Remembering Ted Solotaroff

Jill Schoolman


After an afternoon bent over the Seven Stories Press work-table sharing and weighing margin scribbles (we were poring over his First Loves, the second volume of his memoir), Ted and I decided to wander off for a glass of wine and an early dinner. We found a little Italian place nearby. Neither one of us thought twice about the roses on the tables, but when the strictly enforced prix-fixe menus found us, we realized that we’d both forgotten it was the 14th of February and smiled. The conversation flowed from his First Loves to mine. His eyes and heart lit up when he spoke of his sons, and I loved hearing him talk about them. He asked about my mother, seeming more interested in her than in my father or brother. We talked at length about who we were reading, comparing our gut responses to writers, books that had burned themselves into us, and others that left us cold. He insisted I must read Piotr Rawicz’s Blood from the Sky and I begged him to give Halldór Laxness another chance. He leaned back in his chair a little and let his memories of the early days of the New American Review surface. The authors he published inevitably became a part of his family. The joys and disappointments he lived with them were as deeply rooted in him as those he experienced with his sons. He wouldn’t let the people he cared about drift too far away. I was rapidly learning that for Ted the mind and the heart were inextricably entwined, they flowed together and he was guided by both. Thought without emotion was meaningless. His critical eye and sharp ear were tuned by empathy, softened with compassion. In reading, writing, communicating, communing, Ted couldn’t help but cut directly to the heart, his own and ours.

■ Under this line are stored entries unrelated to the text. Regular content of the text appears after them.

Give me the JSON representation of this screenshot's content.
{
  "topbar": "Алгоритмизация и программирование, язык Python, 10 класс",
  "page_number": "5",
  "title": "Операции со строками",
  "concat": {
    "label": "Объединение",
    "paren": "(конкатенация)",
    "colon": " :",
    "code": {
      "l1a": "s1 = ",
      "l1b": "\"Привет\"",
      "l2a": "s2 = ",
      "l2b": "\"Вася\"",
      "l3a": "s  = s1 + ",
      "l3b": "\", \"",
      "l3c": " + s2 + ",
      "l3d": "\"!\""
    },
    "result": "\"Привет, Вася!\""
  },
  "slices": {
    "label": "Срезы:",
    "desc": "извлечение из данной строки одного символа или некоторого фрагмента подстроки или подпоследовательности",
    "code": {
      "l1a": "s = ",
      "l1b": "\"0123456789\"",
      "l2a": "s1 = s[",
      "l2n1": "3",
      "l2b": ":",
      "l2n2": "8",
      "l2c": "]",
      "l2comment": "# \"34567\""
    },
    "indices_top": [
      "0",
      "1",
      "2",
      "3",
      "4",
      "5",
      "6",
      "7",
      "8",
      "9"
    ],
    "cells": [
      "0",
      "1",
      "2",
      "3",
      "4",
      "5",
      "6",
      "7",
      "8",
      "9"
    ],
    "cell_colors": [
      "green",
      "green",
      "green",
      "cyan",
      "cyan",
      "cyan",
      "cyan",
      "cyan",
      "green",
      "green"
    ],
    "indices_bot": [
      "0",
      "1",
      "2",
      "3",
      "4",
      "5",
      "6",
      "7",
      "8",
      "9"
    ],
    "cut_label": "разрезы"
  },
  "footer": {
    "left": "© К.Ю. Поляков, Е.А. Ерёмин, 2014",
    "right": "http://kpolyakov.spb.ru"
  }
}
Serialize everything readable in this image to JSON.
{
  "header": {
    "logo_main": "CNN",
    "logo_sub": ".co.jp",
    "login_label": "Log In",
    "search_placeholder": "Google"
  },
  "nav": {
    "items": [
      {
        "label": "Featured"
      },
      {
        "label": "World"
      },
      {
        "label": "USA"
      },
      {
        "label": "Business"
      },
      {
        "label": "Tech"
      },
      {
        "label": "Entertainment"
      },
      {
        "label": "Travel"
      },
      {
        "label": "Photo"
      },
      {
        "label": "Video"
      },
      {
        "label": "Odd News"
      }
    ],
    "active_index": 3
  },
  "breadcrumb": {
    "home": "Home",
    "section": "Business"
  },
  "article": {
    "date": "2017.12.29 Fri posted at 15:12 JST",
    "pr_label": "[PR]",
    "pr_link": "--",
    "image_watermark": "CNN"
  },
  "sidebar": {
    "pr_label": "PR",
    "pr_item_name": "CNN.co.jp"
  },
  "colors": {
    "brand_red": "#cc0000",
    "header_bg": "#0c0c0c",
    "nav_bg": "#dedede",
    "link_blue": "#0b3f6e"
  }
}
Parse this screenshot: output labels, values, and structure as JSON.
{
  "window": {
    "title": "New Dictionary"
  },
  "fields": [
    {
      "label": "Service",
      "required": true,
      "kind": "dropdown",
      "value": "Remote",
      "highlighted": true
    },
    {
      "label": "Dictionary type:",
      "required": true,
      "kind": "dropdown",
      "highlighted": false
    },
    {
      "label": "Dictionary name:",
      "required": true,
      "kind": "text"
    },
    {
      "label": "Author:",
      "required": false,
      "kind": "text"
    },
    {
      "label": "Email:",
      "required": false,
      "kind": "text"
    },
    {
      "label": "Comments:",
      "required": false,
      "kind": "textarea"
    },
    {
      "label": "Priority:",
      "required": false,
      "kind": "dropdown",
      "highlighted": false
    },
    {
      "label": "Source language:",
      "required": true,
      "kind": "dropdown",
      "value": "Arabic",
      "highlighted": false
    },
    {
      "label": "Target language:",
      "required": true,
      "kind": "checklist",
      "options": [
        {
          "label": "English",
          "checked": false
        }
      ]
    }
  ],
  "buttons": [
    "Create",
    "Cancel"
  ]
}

      Love, it seems, was Ted’s gravity—it was tangible in all of his movements, his decisions, his responses, his verdicts, his reservations. He grasped its powers to heal and to wound and to lift us out of ourselves, and his capacity to love (and to endure) was immense: knowing in his bones that there was nothing more vital, transformative, miraculous. Traveling through shadows and light and chaos heartfirst, he allowed relationships to shape him, and what he absorbed through years of uncompromising vulnerability he offered without strings to others, gently, wisely, selflessly, with melancholy laughter. He had time for people. He needed people. He needed to be recognized and understood, and he needed to recognize and understand. Ted’s radar for truth was extraordinary, and he had no patience for pretense. He knew how to make writers honest; he had an uncanny way of steering them, along both inner and outer paths, toward truth. And the same held true for his friends. With an innocent question or a prodding silence or a smiling glimmer in his eye, somehow Ted made it impossible to lie—even to yourself—in his presence.